Monday, June 7, 2010

Reverend Do "Wrong"...

So, my guest blogger, Miss Indecisive has inspired me to provide ya'll with a throwback situation that I experienced several years ago...when I was real pup...I think about 22...ok, so here goes:

When I graduated from college, I moved to Indiana and while there, I made some really close friends and made the most of my time there...during this time in my life, I was trying to enhance my spirituality, get more deep rooted into the Word, etc...so, like I'm doing here in Texas, I was church hopping, trying to find my place...so I found a place that I was ready to call home, I enjoyed the music ministry, the closeness of the congregation, and the pastor...now, this pastor was young (maybe 30ish)....newly married, no children...his wife appeared to be older than him, but she could've just been playing the "ole school" traditional first lady role...long skirts, un-stylish hair, etc....

The church wasn't very big, one of those where if you were new, everyone knew it, which I had no issue with, that was one of the things that attracted me to the church....so, one Sunday, I felt moved to join the church...so, I did so...I was really excited that I'd finally found a church home....the Wednesday after I joined the church, I get a personal call from the pastor...he asked me if I was coming to Bible Study...I found it a bit odd that the pastor called me personally, but I was thinkin, well maybe that's just how it is at this church...but, I couldn't help but ask the pastor if he called all his members to inquire about their Bible Study attendance...his reply was "only the new ones"...I'm like..ok, I can accept that....I informed him that I wouldn't be attending this particular week, but would make it the following week...

So, the next day I get another call from the Pastor...early in the morning....he wanted to tell me to have a blessed day...I'm finding this odd, but am a little naive at this stage in life....so, I'm not reading too much into this....next day comes (and maybe it wasn't the exact next day, but it was too frequent for my comfort)...I get another call...so this time, I actually hold a conversation with him, because I'm wondering what his agenda is...is he truly interested in enhancing my spirituality or is he looking for a side-piece...my thoughts, no, he's a pastor, a man of the cloth, he'd never....riiiigghht...

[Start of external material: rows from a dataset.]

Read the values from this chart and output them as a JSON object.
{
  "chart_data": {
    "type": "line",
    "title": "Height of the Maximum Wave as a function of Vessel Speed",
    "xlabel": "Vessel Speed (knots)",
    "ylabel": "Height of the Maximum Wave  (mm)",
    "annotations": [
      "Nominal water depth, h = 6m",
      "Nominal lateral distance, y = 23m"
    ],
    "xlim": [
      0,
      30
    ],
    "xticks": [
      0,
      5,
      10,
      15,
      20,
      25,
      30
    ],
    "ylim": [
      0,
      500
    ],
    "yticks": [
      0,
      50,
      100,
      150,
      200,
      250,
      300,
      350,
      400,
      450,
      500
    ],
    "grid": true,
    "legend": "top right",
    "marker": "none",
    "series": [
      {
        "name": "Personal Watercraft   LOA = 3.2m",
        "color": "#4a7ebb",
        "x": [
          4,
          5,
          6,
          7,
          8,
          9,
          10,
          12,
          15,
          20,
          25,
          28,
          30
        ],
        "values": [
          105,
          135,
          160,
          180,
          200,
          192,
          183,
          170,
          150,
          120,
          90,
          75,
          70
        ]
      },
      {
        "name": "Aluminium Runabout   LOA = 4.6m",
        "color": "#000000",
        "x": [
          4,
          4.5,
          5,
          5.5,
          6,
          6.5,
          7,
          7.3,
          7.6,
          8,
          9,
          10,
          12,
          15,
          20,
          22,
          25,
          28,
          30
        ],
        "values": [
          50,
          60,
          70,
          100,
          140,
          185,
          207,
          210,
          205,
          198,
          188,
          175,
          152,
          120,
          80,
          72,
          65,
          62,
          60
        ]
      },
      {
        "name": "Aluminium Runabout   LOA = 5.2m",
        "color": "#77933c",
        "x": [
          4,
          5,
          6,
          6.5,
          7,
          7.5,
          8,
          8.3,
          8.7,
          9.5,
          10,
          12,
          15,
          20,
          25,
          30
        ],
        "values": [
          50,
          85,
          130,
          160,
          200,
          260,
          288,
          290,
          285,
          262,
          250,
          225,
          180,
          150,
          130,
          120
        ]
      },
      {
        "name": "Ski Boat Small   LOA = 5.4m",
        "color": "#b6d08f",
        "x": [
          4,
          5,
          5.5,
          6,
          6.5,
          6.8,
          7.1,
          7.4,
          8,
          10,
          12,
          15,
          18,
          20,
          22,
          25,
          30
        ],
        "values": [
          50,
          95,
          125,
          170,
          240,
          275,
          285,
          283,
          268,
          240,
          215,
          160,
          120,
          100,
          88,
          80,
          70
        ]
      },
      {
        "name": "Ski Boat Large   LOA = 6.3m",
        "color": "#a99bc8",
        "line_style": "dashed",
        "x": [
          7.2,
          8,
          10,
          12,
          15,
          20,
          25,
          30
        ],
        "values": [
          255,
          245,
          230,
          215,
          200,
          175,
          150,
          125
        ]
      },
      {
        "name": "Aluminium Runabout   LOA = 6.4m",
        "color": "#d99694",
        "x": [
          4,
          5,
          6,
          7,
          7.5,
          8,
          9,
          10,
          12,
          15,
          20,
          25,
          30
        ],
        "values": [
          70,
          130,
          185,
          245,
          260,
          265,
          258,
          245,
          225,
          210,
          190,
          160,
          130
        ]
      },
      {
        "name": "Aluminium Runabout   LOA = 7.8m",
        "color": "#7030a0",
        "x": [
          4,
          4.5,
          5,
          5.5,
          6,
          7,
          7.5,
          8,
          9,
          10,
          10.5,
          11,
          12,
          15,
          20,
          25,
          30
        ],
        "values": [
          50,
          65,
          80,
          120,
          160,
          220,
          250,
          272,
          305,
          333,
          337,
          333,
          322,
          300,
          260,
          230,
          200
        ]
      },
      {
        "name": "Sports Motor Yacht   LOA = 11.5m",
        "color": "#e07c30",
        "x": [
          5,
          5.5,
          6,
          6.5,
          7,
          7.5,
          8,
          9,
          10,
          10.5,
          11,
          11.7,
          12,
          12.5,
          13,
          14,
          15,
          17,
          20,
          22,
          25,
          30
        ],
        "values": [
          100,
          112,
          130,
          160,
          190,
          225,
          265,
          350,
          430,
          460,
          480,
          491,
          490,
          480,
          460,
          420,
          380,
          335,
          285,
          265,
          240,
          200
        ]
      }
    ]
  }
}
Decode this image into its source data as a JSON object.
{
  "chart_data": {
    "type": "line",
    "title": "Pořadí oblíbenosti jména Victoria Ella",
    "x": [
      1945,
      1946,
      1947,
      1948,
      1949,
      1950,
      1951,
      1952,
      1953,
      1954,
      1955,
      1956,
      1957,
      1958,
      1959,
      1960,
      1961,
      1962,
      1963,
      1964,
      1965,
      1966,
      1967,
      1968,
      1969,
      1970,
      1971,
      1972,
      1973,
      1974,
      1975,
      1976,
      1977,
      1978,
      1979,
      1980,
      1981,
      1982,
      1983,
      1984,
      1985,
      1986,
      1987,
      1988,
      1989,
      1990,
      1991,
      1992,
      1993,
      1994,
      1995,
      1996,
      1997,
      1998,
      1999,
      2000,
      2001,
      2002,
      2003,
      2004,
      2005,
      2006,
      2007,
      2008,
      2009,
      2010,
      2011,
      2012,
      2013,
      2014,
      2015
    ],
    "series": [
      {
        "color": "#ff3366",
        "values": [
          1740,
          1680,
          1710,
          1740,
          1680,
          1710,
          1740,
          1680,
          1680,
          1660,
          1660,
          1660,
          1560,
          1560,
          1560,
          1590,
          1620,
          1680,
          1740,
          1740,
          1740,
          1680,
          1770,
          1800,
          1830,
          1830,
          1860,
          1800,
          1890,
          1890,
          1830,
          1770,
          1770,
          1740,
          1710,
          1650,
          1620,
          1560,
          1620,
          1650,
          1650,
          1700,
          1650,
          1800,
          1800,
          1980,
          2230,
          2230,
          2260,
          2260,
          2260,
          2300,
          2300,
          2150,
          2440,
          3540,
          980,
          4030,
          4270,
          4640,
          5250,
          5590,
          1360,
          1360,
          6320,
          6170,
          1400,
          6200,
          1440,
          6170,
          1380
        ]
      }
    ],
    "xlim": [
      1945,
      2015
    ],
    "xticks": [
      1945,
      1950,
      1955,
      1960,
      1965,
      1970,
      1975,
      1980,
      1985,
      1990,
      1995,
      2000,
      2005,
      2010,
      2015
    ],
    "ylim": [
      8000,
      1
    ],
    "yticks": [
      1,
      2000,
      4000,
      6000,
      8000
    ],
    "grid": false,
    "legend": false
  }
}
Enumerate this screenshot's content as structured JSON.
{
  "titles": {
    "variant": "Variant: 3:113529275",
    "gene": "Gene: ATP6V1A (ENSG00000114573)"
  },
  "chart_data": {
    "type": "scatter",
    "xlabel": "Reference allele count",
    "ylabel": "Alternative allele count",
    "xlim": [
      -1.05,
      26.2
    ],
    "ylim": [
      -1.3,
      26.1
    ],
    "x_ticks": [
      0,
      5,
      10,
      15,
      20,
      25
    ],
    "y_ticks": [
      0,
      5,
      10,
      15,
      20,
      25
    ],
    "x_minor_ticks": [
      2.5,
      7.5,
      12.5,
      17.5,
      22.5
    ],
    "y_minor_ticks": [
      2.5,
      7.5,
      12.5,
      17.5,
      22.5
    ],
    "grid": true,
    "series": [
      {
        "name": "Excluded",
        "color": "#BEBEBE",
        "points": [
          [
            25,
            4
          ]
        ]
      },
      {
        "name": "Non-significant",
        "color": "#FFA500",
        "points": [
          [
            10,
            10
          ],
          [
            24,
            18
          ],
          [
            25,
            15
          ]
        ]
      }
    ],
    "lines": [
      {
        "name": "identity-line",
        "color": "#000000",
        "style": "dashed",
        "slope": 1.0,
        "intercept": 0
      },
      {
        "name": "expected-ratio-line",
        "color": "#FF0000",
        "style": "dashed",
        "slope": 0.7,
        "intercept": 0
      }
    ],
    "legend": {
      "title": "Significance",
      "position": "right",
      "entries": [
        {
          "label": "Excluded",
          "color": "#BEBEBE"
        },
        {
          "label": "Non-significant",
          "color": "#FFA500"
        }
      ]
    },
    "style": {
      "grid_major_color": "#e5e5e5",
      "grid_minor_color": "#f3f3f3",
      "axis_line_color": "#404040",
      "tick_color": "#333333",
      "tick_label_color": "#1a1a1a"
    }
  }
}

So this conversation revealed alot about him and his thoughts of me...I won't go into the exact details of the convo, mainly because I can't remember, but the jist of it was...he felt like I gave off a flirtatious vibe...which I do, although I didn't feel as though I did in this case...he said that I would look at him intensely as he preached...ummm...that was called paying attention, but whatever....and lastly, he asked if I wanted to be his mistress...WTH...did you really just ask me that pastor?!...at this point, I was intrigued, not because I had an interest in being his mistress, but because I'm wondering how a man of the cloth, who preaches against these types of behaviors ask me such a question...so, I politely asked him, how he could ask me something like that, as a pastor...his response, "I'm still a man"...I learn that before he was a pastor, he was a womanizer and only got married because it was unacceptable to be a single pastor....WOW...talk about my little 22yr old mind being blown...

So, I tell him that I'm not interested and to please never call me again..after this conversation, I found myself depressed, wondering what I'd done to be approached in this manner, had I led him to believe this was something I wanted and if so, how, what did I do...additionally, I stopped going to church..for several months, which was unlike me....I was confused, lost, and didn't understand this until I finally opened up about to my g-ma...who quickly informed me that this wasn't anything new, there was nothing that I did and that I was right to stop attending his church...

Now...I had friends in Indiana that inquired about my abrupt dis-interest this church..I did not share with them what happened, because I didn't want to discourage them from going...however, about 4 or 5 yrs later, I get a message from friend of mine who also attended that church with me...we'd both moved to new cities, but she asked me why I'd stopped attending..I went ahead and told her...and she said, "I knew it" and then went on to tell me that he'd gotten one of the members pregnant and it was a huge scandal in this little town....WOW....he continued on and finally got caught up...

I write this because after this happened, my male friends informed me that instances like this is one reason why men don't attend church...they feel like the men leading the church aren't true pillars of the Word and are more times than not discouraged due to these types of behaviors....do you find this to be true? I've heard this from several men actually...women, how would you have handled this situation?

Thoughts....

1 comment:

  1. I do have trust issues with Preachers. I often find myself thinking they are hustlers. I feel like many are pimping the name of Jesus for financial gain and the power that the position brings. We all know women love a man with power.

    My Grandfather was a very well respected Preacher and I really admired him because did things the way I thought preaching should be done. He didn't take a salary from his church. He had a Mondy-Friday job and he had a nice sized congregation. I felt like he was a preacher because it was it was his calling and he wanted to lead people for the right reasons.